At least one woman died when police opened fire with live ammunition amid intense rioting in the capital’s Stung Meanchey district this morning, during what began as a march of striking garment workers attempting to reach the prime minister’s house.
Hundreds of employees at SL Garment Processing (Cambodia) Ltd. making their way from the Meanchey district factory were met by riot police and fire trucks near the Stung Meanchey bridge – the site of a similar conflagration on election day in July.
The march was planned to commemorate the three-month anniversary of about 5,000 workers striking at SL.
At about 9:30am, a man – who the Post has not confirmed is a representative for the Coalition of Cambodian Apparel Workers Democratic Union (C.CAWDU) – gave an order over a bull horn, at which point he and more than 100 protesters rushed the police.
A growing number of protesters hurled rocks and bricks at the police as they fired water cannons into the crowd in response.
Police retreated to the other side of the bridge, leaving at least three officers behind in the Stung Meanchey pagoda complex. One was seen fleeing his police truck as protesters surrounded it and pelted it with rocks, while the other two took refuge in a pagoda building.
As demonstrators rolled the abandoned police vehicle into the street, turning it over and setting it ablaze, a crowd gathered in front of the building that had police holed up inside.
Monks, who initially kept rock-throwing demonstrators out of the building, were ultimately unsuccessful. United Nations peace-keeping officials entered the small building, where the two officers were now hiding inside a small, locked room after demonstrators stripped them of their shields, batons and body armour.
At about 10:30am, police advanced across the bridge, shooting tear gas, rubber bullets and live ammunition into the crowd of hundreds.
Vong Voleak, 23, wept across the street from the pagoda after the onslaught. Her mother, Eng Sokhom, 49, died of a gunshot wound, she said.
At Khmer-Soviet Friendship Hospital, where Sokhom was rushed, her husband confirmed that she had died.
While the total number of those injured by gunfire remains unconfirmed, a Post reporter at the hospital was shown an X-ray showing a bullet lodged inside one of the wounded brought from the scene of the riot. Hospital staff said they were caring for three shooting victims at their facility.
Toak Tin, a monk at the Stung Meanchey pagoda, told the Post he personally witnessed at least two men shot, one above the hip and one in the upper-thigh area. Both men were also rushed to the hospital, he added.
At least six men were arrested inside the pagoda, and two were beat heavily by police as they were dragged out.
By noon, protesters had dispersed and traffic went by as if nothing had happened.

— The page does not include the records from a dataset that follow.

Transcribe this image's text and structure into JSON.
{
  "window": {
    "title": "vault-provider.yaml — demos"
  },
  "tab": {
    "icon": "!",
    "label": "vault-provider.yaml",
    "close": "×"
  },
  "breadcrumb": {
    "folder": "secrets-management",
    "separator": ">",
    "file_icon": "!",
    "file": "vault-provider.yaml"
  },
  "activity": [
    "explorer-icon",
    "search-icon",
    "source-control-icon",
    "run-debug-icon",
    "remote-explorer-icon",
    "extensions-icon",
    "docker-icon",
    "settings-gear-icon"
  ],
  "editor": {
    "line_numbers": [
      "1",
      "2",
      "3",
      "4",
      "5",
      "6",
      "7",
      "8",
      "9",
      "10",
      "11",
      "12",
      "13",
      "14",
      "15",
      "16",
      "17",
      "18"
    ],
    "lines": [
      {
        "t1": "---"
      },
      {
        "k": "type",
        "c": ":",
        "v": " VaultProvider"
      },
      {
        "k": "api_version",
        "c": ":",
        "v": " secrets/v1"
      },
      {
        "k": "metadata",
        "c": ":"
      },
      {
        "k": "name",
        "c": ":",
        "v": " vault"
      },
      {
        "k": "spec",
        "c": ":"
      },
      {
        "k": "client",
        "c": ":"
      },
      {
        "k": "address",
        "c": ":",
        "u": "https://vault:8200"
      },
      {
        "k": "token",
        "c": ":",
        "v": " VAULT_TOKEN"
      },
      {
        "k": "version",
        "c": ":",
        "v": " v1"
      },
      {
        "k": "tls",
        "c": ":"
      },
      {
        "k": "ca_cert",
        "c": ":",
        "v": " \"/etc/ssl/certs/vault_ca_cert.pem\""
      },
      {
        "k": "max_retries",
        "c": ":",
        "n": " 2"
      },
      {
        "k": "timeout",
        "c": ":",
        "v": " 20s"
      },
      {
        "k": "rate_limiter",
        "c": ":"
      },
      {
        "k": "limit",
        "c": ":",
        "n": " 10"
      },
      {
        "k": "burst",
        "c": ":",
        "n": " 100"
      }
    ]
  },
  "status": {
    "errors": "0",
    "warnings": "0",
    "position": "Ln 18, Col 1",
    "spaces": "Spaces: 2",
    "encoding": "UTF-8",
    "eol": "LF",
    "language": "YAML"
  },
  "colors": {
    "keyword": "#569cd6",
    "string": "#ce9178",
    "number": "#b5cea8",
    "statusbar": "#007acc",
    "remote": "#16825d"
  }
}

Phnom Penh Municipal police commissioner Lieutenant General Choun Sovann declined to comment on how many people were injured or arrested.
After the riot, Kong Athit, C.CAWDU’s vice president, decried the police response to, what he said, was supposed to be a peaceful march.
“We are quite unhappy about it, because the way the police responded, it’s not responsible, it’s not professional... they used real guns,” Athit, who was not at the riot, said in a phone interview. “We can walk where we want peacefully and go where we want to go... why did police attack us?”